By moving to Ridgecrest, it seems that Maestas has come full circle. She was raised in a military family and now she is living and working in a military town. She thinks her father is probably looking down and smiling at her. Being part of a military family meant that she moved a lot. “The one consistent, stable piece was school,” says Maeasta. “My parents very much pushed that education was the access to equity, to being able to have a path where you could learn, lead a life, and have opportunity.” Education is, in part, a family legacy, “My grandfather, my mom’s dad, was a principal in a very small rural community,” she says. When the family moved her mother frequently worked in the local school.

Her introduction to Murray was very uplifting and promising, “At orientation this year, as I came in, I was excited to see that we had our students in these (branded) T-shirts that were leading the sixth-grade tours. They were leaders to take the kids around campus to show them classrooms, where the bathrooms are, and how to navigate this very large campus as a sixth grader. They spent the morning doing that with them.”

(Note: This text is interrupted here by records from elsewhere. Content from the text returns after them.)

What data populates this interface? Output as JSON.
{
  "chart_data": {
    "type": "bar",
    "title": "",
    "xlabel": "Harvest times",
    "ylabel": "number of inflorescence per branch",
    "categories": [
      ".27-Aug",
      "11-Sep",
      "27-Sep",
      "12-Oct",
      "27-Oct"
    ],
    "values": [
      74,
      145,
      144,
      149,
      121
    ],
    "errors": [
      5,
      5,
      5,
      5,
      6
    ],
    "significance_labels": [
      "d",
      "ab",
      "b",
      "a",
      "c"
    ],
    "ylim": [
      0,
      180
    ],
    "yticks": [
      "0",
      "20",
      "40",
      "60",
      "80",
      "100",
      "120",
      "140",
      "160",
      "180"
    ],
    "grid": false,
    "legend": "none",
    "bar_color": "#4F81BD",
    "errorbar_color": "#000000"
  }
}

Encouraging kids to move forward in life is key to Maestas in this post-pandemic world we live in. “We have to move forward,” she emphasizes. “These kids deserve that. So many generations have gone through things. They have had to pick up and keep going. We have so many talented kids and so many resources. At some point, it’s so devastating but that’s why we’re human. We are resilient. We have to go forward.”

We spoke to Maestas after her first “Coffee with the Principal” event. She is heartened by the community’s participation. “We had a wonderful group show up. Since I’ve been here, the parents have been showing up. The Parent-Teacher Organization is growing. Our volunteers are growing and that’s what we need to get back to where community is part of the school. Our parents and our kids deserve to have the hope to continue having what they deserve. So, hopefully, I will be lucky to be a part of that. If we don’t do it, who else is going to set that tone for them?”

Maestas has support from an individual who was deeply entrenched in a community and national tragedy, Frank DeAngelis, the principal at Columbine High School during the massacre. At one time, his sister was Maestas’ secretary. “Frank was a person that I saw really persevere in really a great tragedy. He decided to continue in that role for the kids who were in kindergarten when that happened and to see them graduate. He stayed committed to them. He didn’t walk away.” She tells us he is one of many people “I’ve looked to, to give me guidance on how to be a better leader.”

With SSUSD celebrating the expansion of music in the schools, it is interesting to note that Maestas has a musical background. Her parents encouraged her to find a more “stable” career after she completed her double major in piano and flute performance. She went on to get her education degree and was qualified to teach band, choir, orchestra, “all of the above.” Since education was an experience where she found stability and success as she grew up, returning to schools to teach and be an administratorwas a good fit. “It was the place that I felt that was more home.”

Recently, she had to step in and teach the band class. She told the kids, “When we have our music events this year, it would be nice to perform and play with them.” She tells us, “I used to say there are people on the stage but you must educate people to be an audience because if you don’t build your audience, they will never support the folks that will be on stage.  People enjoy going to a concert; they love to see those folks on stage but not everybody gets to be on stage. It is really hard and it’s very competitive. And so the best thing is then to be somebody who enjoys it and supports it so that it continues.”

Asked what she does for fun, she says she was happy to learn about the Night on Balsam and local music/theater productions. She hopes to get back into training so she can once again do her late-in-life discovery of participating in 5 and 10K races. During school breaks, she would like to get back to traveling and see some of the places on her bucket list.